Thanksgiving is a special holiday season that seems almost exclusive to North America. It’s arguably as well celebrated as Easter or Christmas, if not more by some families. This year, why not invite a stranger for Thanksgiving and share the love?

As a child I never really understood the point of Thanksgiving. In England we don’t celebrate it. To be it seems like a day where family get together and you eat a turkey and you bask in how thankful for stuff you are. That’s what we do on Christmas day. So why do it in November, only to do it again a month later? I figured Americans probably just really loved eating turkey.

Then when I was 10 years old I was living in Cambodia, going to an American school and my best friend Liz invited me to Thanksgiving dinner with her family. It was strange. In some ways, it was like going over for just a normal Sunday lunch. There weren’t crackers to pull, no presents to be exchanged. It wasn’t like Christmas at all.

On the other hand, everyone was full of holiday spirit. It had that same sort of hue you get when everyone’s happy and celebrating. It felt really warm. Liz and her family are pretty religious and so we held hands and said grace. After that everyone took turns to tell each other what they were thankful for. It was really nice, simply hearing people voice their appreciation for the family and friends and life.

I left that day not completely sure I really understood the holiday, but certainly more appreciative of it. It seemed like a cool thing to do. I was very happy that Liz invited and shared the experience with me.

Fast forward 8 years and I’m sat at home, reading a book. It’s just another normal day. I get a message pop up on Skype.

“Hey Harriet! Today’s Thanksgiving and my family and I were just remembering that time you came and celebrated it with us. Just wanted to send you quick message to tell you I’m thankful that we’re friends, that we got to meet, and that we’ll always be friends. Enjoy Thanksgiving!”

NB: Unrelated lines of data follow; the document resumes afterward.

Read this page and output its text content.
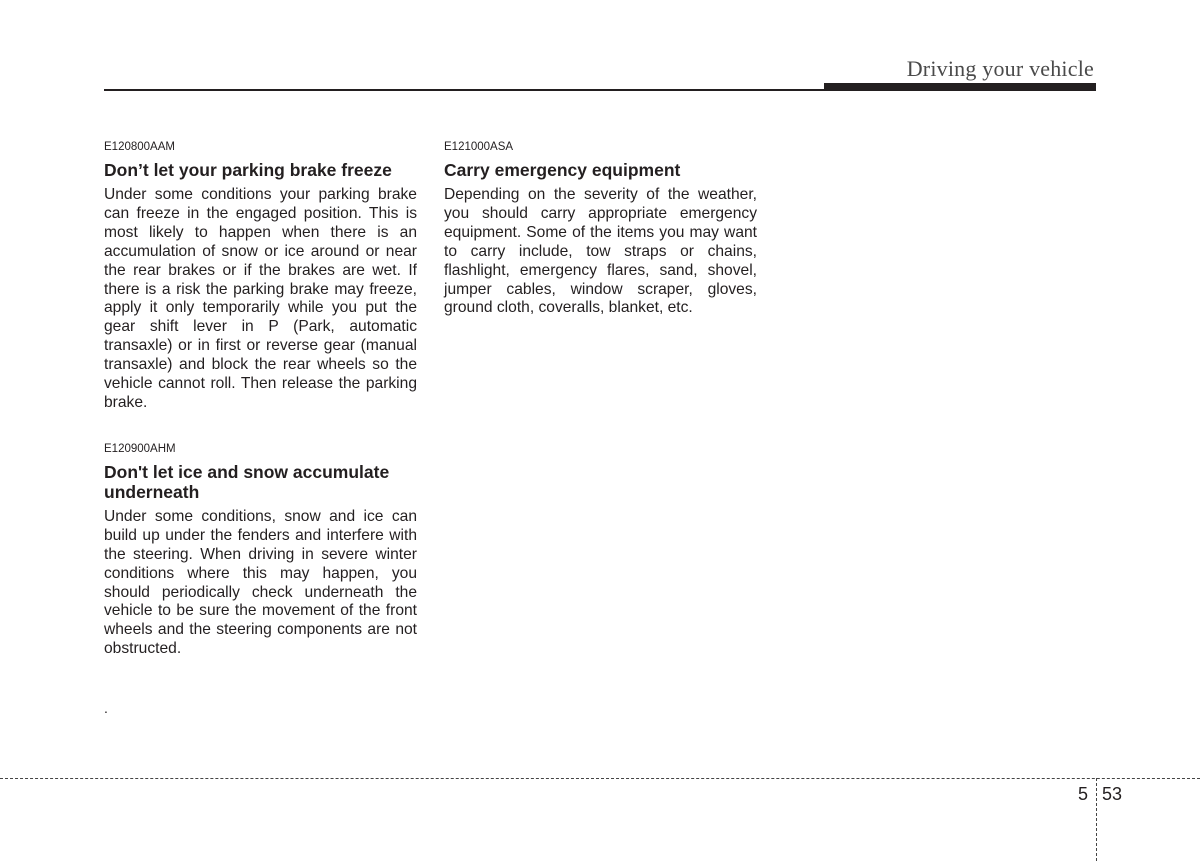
Driving your vehicle

E120800AAM

Don’t let your parking brake freeze

Under some conditions your parking brake can freeze in the engaged position. This is most likely to happen when there is an accumulation of snow or ice around or near the rear brakes or if the brakes are wet. If there is a risk the parking brake may freeze, apply it only temporarily while you put the gear shift lever in P (Park, automatic transaxle) or in first or reverse gear (manual transaxle) and block the rear wheels so the vehicle cannot roll. Then release the parking brake.

E120900AHM

Don't let ice and snow accumulate underneath

Under some conditions, snow and ice can build up under the fenders and interfere with the steering. When driving in severe winter conditions where this may happen, you should periodically check underneath the vehicle to be sure the movement of the front wheels and the steering components are not obstructed.

.

E121000ASA

Carry emergency equipment

Depending on the severity of the weather, you should carry appropriate emergency equipment. Some of the items you may want to carry include, tow straps or chains, flashlight, emergency flares, sand, shovel, jumper cables, window scraper, gloves, ground cloth, coveralls, blanket, etc.

5 53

It was such a lovely message to receive out the blue. To be remembered by a friend who lived on the other side of the world. To be thanked. I realised I was also very thankful to be Liz’s friend and that night I made turkey meatballs for dinner.

A large part of my life I have felt very isolated and alone. My family moved around a lot. I was a difference race to most people in the small english towns and cities we lived. I felt disconnected to my culture, heritage and family in Vietnam. Sometimes, even now, I get feelings of loneliness. But Liz helped me feel welcomed and loved, even from another continent with just a text and a memory.

You can help someone too

I think of all the Holidays, Thanksgiving is the easiest to share with a stranger. Or someone who’s not part of your family. There isn’t a pressure to have presents ready, and it’s mostly based around one meal. For those reasons it’s a perfect time to help someone simply by sharing a meal.

Not everyone is able to spend time with their family on Thanksgiving. Some live too far away, some don’t have family to share it with. Other people are simply alone. Maybe they are foreign and new to Thanksgiving like I was. For whatever reasons, there are a lot of people who go through the holiday by themselves, but you can change that.

I know a lot of families already open up their doors on Thanksgiving. It’s not unusual anymore, especially since the internet has made it so easy to connect with people. It’s a great chance to connect with someone else and learn their story. For some families, it also distracts them from internal family strife. For many, it’s become a family tradition, showing that it can be quite fun to invite a stranger for Thanksgiving.

If you don’t want to invite a stranger for Thanksgiving, you can invite a friend like Liz did with me. Anyone you know who might not have someone else to share the holiday with. It’s a great time to reconnect with people.